La prolífica obra del señor Anónimo

Empezaré con una argumentación simplona, al estilo de Pero Grullo. Todas las calles, en ciudades y pueblos, tienen en alguno de sus extremos un rótulo que las identifica con su nombre: así es fácil saber dónde se está. En esas mismas calles, los edificios monumentales están igualmente señalados con una placa que los denomina y lo mismo pasa con las dependencias públicas, cada una con su correspondiente rotulación que no deja lugar a dudas sobre lo que se puede encontrar dentro. Si pasamos al terreno privado, los hechos son igualmente diáfanos; no hay comercio, tienda, despacho de profesionales o de servicios que no cuide de poner en su fachada un letrero que ayude a todo el mundo a localizar lo que busca. Y si salimos a las carreteras, encontraremos igualmente docenas de paneles marcando las direcciones y las oportunas señales indicando las salidas hacia otras direcciones e, incluso, en la mayoría de ellas, los puntos kilómetros que informan del lugar exacto en que el viajero se encuentra.

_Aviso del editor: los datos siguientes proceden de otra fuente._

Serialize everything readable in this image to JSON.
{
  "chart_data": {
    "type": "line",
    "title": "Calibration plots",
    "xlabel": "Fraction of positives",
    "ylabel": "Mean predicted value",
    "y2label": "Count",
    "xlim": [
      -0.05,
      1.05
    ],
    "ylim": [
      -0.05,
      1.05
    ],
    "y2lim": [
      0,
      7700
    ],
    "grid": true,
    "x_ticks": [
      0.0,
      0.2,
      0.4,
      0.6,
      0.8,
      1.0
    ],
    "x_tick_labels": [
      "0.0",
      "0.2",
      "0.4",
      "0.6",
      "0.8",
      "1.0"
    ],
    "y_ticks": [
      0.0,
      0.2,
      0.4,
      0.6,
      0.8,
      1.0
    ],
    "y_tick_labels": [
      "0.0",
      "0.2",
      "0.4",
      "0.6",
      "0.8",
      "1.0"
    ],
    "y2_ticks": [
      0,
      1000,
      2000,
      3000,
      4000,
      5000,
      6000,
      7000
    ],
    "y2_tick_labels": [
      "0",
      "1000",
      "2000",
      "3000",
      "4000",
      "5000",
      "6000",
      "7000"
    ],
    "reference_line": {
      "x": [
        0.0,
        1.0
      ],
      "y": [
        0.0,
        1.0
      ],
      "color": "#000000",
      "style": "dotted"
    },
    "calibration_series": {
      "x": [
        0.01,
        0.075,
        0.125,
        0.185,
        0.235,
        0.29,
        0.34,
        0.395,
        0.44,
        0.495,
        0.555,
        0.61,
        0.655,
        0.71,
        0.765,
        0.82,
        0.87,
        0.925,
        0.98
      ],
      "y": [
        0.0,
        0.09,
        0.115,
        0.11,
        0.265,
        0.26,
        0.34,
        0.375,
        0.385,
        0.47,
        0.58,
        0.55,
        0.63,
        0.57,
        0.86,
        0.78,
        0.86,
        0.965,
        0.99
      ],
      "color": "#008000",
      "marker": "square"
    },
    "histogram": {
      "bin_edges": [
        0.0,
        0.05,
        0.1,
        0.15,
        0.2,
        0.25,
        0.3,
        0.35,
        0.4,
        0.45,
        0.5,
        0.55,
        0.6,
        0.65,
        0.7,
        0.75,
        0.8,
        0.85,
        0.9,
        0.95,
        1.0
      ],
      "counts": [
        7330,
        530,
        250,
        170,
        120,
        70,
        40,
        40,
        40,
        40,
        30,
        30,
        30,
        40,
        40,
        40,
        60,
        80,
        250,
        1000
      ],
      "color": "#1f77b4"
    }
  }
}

      Vivimos en la sociedad de la información, como de manera repetida se nos recuerda de vez en cuando, venga a cuento a no. Queremos estar informados, deseamos saberlo todo, aspiramos a disponer del mayor cúmulo posible de datos que nos den seguridad acerca de quienes somos y, sobre todo, de donde estamos. En ese despliegue de material informativo sobre el mundo que nos rodea hay un sector, una especialidad, que en una ciudad como Cuenca se mantiene en el más triste (e injusto) anonimato. Si en el imaginario recorrido callejero que aquí se propone vamos pasando por calles, plazas, edificios, museos, instalaciones oficiales, comercios, encontraremos esos cientos de placas de identificación, pero si nos sale al paso, casualmente, una figura escultórica, no sabremos qué representa y, menos aún, quien es su autor.
       No es Cuenca una ciudad poblada con generosidad de imágenes escultóricas; más bien habría que decir lo contrario. Durante años sólo las figuras talladas por Marco Pérez en el parque de San Julián y el monumento a los muertos de la guerra de África, en la actual plaza de la Hispanidad, ocuparon entre nosotros ese capítulo dedicado a la ornamentación urbanística. Luego, cuando se puso en marcha, a mediados del siglo XX, la recuperación del casco antiguo, aparecieron tímidamente algunos bellísimos ejemplos, como la encantadora Virgen, de Fausto Culebras para la calle Madre de Dios o la delicada Moza del Cántaro, de Leonardo Martínez Bueno, en la plaza de San Nicolás (que es mi preferida, y por eso la elijo para ilustrar este artículo). Con el avance de los tiempos democráticos y la modernidad empezó a abrirse camino entre los regidores municipales la idea de que tanto ladrillo debería ser compensado poniendo acá y allá alguna escultura, concreta en algunos casos, figurativa en otros, abstracta incluso, cada una de ellas con su propio simbolismo y significado.
       Y así, al buen tuntún, fueron apareciendo imágenes de Javier Barrios con el Fray Luis de León junto al castillo, el Federico Muelas de San Pantaleón o El Nazareno de la plaza de la Constitución, que también encontró monumento de Gustavo Torner, a los pies de Mangana, y el Alfonso VIII de Miguel Zapata en los jardines de la Diputación con réplica de Barrios en la plaza del Obispo Valero, autor también de la reproducción de otra de Martínez Bueno en la rotonda de República Argentina, mientras que Tomás Bux colocó a Pedro Mercedes frente al barrio de San Antón. Y se fueron extendiendo figuras escultóricas, ahora ya bajo la influencia del diseño abstracto, de Belén González y Cruz Novillo (esta, la más voluminosa de todas) en Hermanos Becerril, y de Jesús Molina en Antonio Maura, frente a la antigua Resinera. Un artífice del hierro, José Luis Martínez, ha levantado una sugerente figura de Don Quijote en la calle de San Esteban y un muy expresivo Grupo Turbas en el inicio de la subida al casco antiguo. Lorenzo Redondo Badía es el último escultor en situar una obra suya, en la calle Colón. Y con ellas no se agota el repertorio, pues aún hay más ejemplos.
       Figuras, arte, expresividad, simbolismo. Como escribió Leo Cortijo hace una semana, “observadores inmóviles de la ciudad”. Todas estas esculturas, salvo la de Jesús Molina, aparecen sin identificar. Cierto que en el mundo del arte el autor más prolífico es el señor Anónimo. Pero estas obras callejeras distribuidas por las calles de Cuenca si tienen autores conocidos y no es justo, ni correcto, ni elegante, que a su lado no haya una placa (pequeñita, si se quiere, para que no estorbe) que deje constancia del título de la obra y del artista que la creó. Para que la gente lo sepa y dejen de ser anónimas.